NO WRITER ATTRIBUTED

We are indebted to the editors for a copy of the Bric-a-Brac, an annual publication of the junior class of Princeton. From cover to cover it is full of clever sketches and useful information on all departments of the college. The cover alone is very artistically treated and shows much of that talent which we have been wont to expect in each number of the Tiger. The first pages are devoted to a general catalogue of faculty and students, followed by lists of membership of the various literary organizations; then athletic records, clubs, commencement exercises and general Princeton news of note. Our account would give the impression of a dry bundle of names and figures, but the editors have been signally successful in enlivening such solid matter with humorous cuts in a lighter vein. Throughout these drawings are capital hits, well conceived and well executed, but none are so pathetic by half as the canal boat collision, which we are led to believe is no rare occurrence in "New Jersee." The series of the eating clubs are, perhaps, the best on the whole, and touch home to the heart, or elsewhere, of every college man who thinks twice of his dinner. The frontispiece of the new Marquand chapel presents to us a picture not inferior to our former ideas of its beauty, and reminds us of the comparative poverty of our own temple. We would congratulate the editors on their great success in combining amusement and information in this volume, and assure them complete appreciation if others are as pleased as ourselves. For sale at Sever's.

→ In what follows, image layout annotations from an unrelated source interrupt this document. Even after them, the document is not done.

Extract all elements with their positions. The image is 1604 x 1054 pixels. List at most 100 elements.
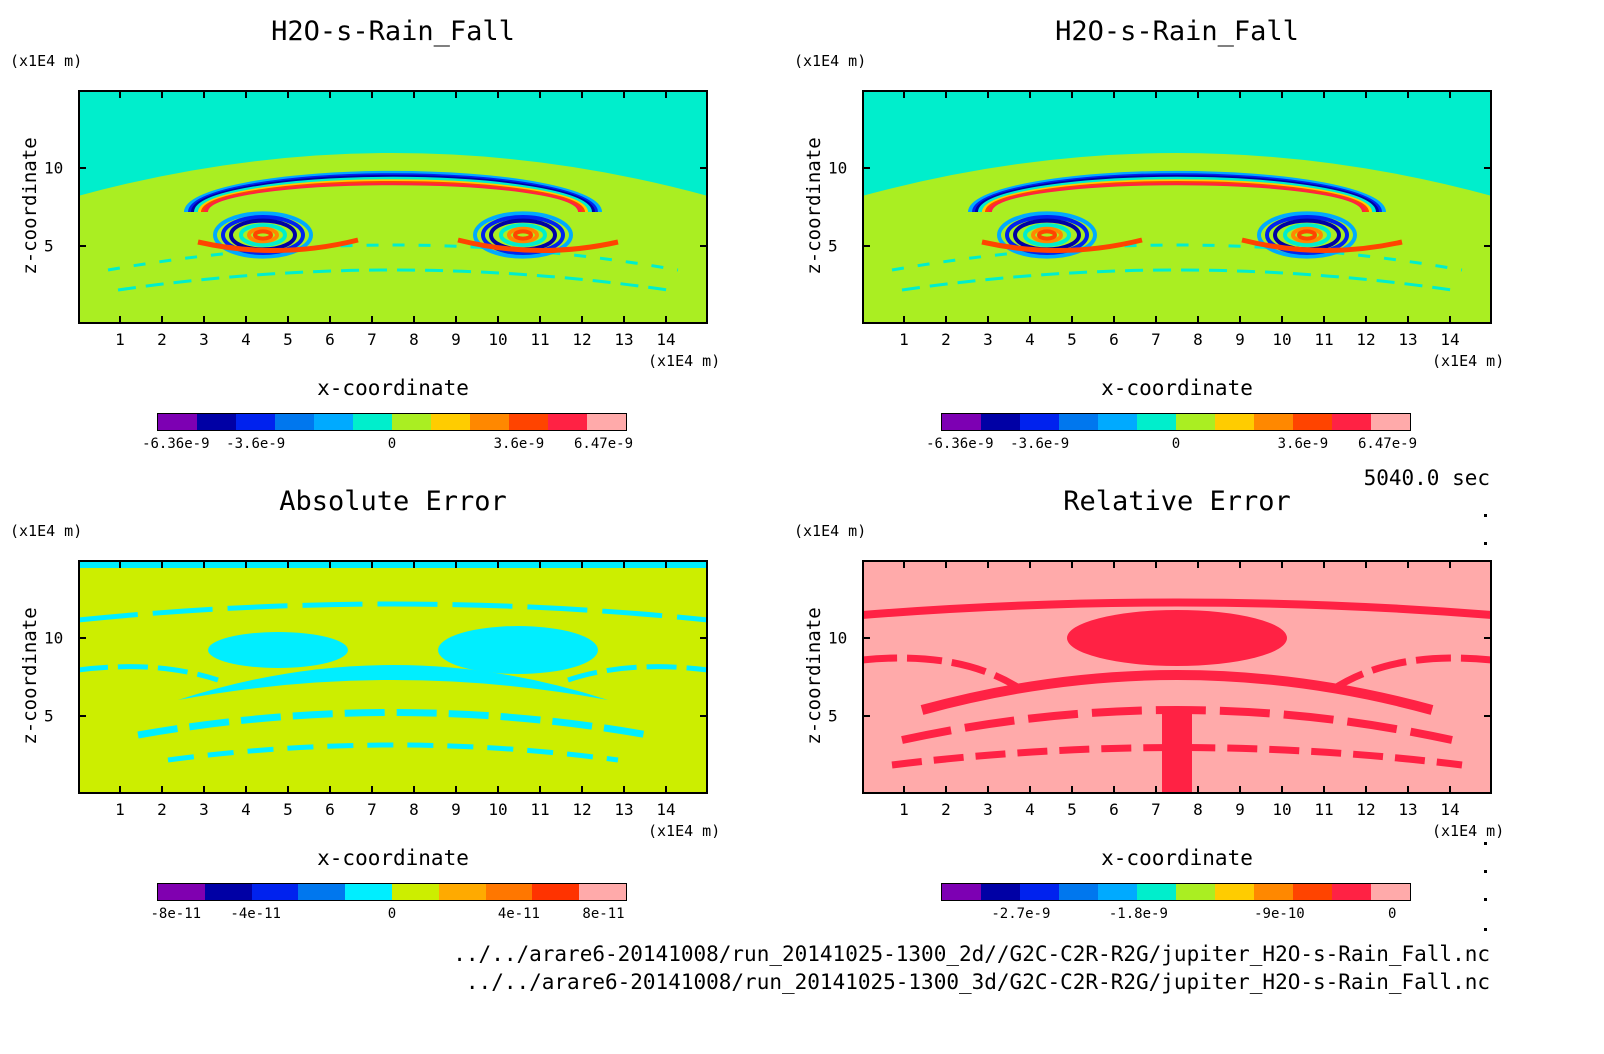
y-tick-label: 10 (828, 628, 848, 648)
error-band (167, 742, 619, 763)
y-tick-label: 10 (828, 158, 848, 178)
x-tick-label: 6 (325, 330, 335, 349)
x-tick-label: 2 (157, 800, 167, 819)
colorbar-segment (1020, 884, 1059, 900)
error-region (438, 626, 598, 674)
time-label: 5040.0 sec (1363, 466, 1490, 490)
colorbar (157, 413, 627, 431)
colorbar-segment (981, 414, 1020, 430)
rain-band (197, 237, 359, 254)
error-band (567, 664, 708, 683)
colorbar-segment (275, 414, 314, 430)
x-tick-label: 11 (1314, 330, 1334, 349)
x-tick-label: 9 (451, 800, 461, 819)
y-tick-label: 5 (44, 236, 54, 256)
colorbar-segment (1020, 414, 1059, 430)
x-tick-label: 13 (1398, 330, 1418, 349)
x-tick-label: 13 (614, 800, 634, 819)
x-tick-label: 1 (115, 330, 125, 349)
colorbar (157, 883, 627, 901)
x-tick-label: 13 (1398, 800, 1418, 819)
error-band (78, 664, 219, 683)
colorbar-segment (1059, 884, 1098, 900)
x-tick-label: 1 (115, 800, 125, 819)
colorbar-segment (438, 884, 486, 900)
colorbar-segment (158, 414, 197, 430)
x-tick-label: 2 (941, 330, 951, 349)
x-tick-label: 4 (1025, 800, 1035, 819)
colorbar-tick-label: 4e-11 (497, 906, 540, 922)
heatmap-plot (78, 560, 708, 794)
vortex-ring (247, 226, 279, 244)
x-tick-label: 14 (656, 800, 676, 819)
x-tick-label: 6 (1109, 330, 1119, 349)
x-tick-label: 14 (656, 330, 676, 349)
x-tick-label: 11 (530, 800, 550, 819)
x-tick-label: 10 (1272, 800, 1292, 819)
error-region (1162, 710, 1192, 794)
error-band (862, 654, 1024, 693)
x-tick-label: 8 (409, 800, 419, 819)
chart-panel: H2O-s-Rain_Fall (x1E4 m) z-coordinate x-coo… (784, 0, 1564, 470)
x-tick-label: 8 (1193, 330, 1203, 349)
vortex-ring (1037, 229, 1057, 241)
x-tick-label: 13 (614, 330, 634, 349)
colorbar-tick-label: 0 (1171, 436, 1181, 452)
error-region (178, 665, 608, 700)
rain-band (1241, 237, 1403, 254)
colorbar-segment (981, 884, 1020, 900)
vortex-ring (1257, 211, 1357, 259)
contour-band (968, 170, 1386, 213)
colorbar-segment (391, 884, 439, 900)
colorbar-segment (509, 414, 548, 430)
x-tick-label: 12 (1356, 800, 1376, 819)
x-tick-label: 12 (572, 330, 592, 349)
noise-band (107, 243, 679, 272)
colorbar-segment (1332, 884, 1371, 900)
x-axis-unit: (x1E4 m) (648, 352, 721, 370)
colorbar-tick-label: -4e-11 (230, 906, 281, 922)
colorbar-segment (587, 414, 626, 430)
y-axis-unit: (x1E4 m) (10, 522, 83, 540)
noise-band (891, 243, 1463, 272)
vortex-ring (499, 223, 547, 247)
x-tick-label: 7 (367, 800, 377, 819)
heatmap-plot (862, 560, 1492, 794)
error-region (208, 632, 348, 668)
vortex-ring (473, 211, 573, 259)
upper-layer (862, 90, 1492, 142)
vortex-ring (253, 229, 273, 241)
file-path-2d: ../../arare6-20141008/run_20141025-1300_… (453, 942, 1490, 966)
x-tick-label: 5 (283, 800, 293, 819)
heatmap-svg (78, 560, 708, 794)
contour-band (208, 185, 578, 213)
vortex-ring (1031, 226, 1063, 244)
error-region (1067, 610, 1287, 666)
x-tick-label: 10 (488, 330, 508, 349)
colorbar-tick-label: 3.6e-9 (1277, 436, 1329, 452)
error-band (78, 601, 708, 623)
x-tick-label: 5 (1067, 330, 1077, 349)
colorbar-segment (470, 414, 509, 430)
marker-dot (1484, 870, 1487, 873)
colorbar-tick-label: -2.7e-9 (991, 906, 1051, 922)
rain-band (457, 237, 619, 254)
colorbar (941, 883, 1411, 901)
x-tick-label: 2 (157, 330, 167, 349)
colorbar-tick-label: -1.8e-9 (1108, 906, 1168, 922)
colorbar-segment (942, 414, 981, 430)
marker-dot (1484, 514, 1487, 517)
vortex-ring (513, 229, 533, 241)
marker-dot (1484, 898, 1487, 901)
x-axis-label: x-coordinate (1101, 376, 1253, 400)
colorbar-tick-label: 3.6e-9 (493, 436, 545, 452)
y-axis-label: z-coordinate (803, 137, 825, 275)
x-tick-label: 10 (1272, 330, 1292, 349)
error-band (1330, 654, 1492, 693)
y-axis-unit: (x1E4 m) (794, 52, 867, 70)
colorbar-segment (431, 414, 470, 430)
x-tick-label: 12 (572, 800, 592, 819)
x-tick-label: 4 (1025, 330, 1035, 349)
y-axis-label: z-coordinate (803, 607, 825, 745)
x-tick-label: 7 (367, 330, 377, 349)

The Banner, Yale's illustrated annual, has recently appeared. The Banner is a publication similar in plan to the Harvard Index, only considerably more comprehensive and pretentious. Illustrations and illustrative headings appear throughout the volume of more or less merit. A catalogue of the students is given, followed by an extensive and useful directory of the college buildings, where the names are arranged by rooms instead of alphabetically. There follow the usual society and athletic statistics, as in the Index, including valuable statistics on the last college base-ball season, compiled by J. C. Morse, a graduate of Harvard and base-ball reporter for the Boston Herald. All the records printed are full and concise. The volume is well edited, and is a credit to the college.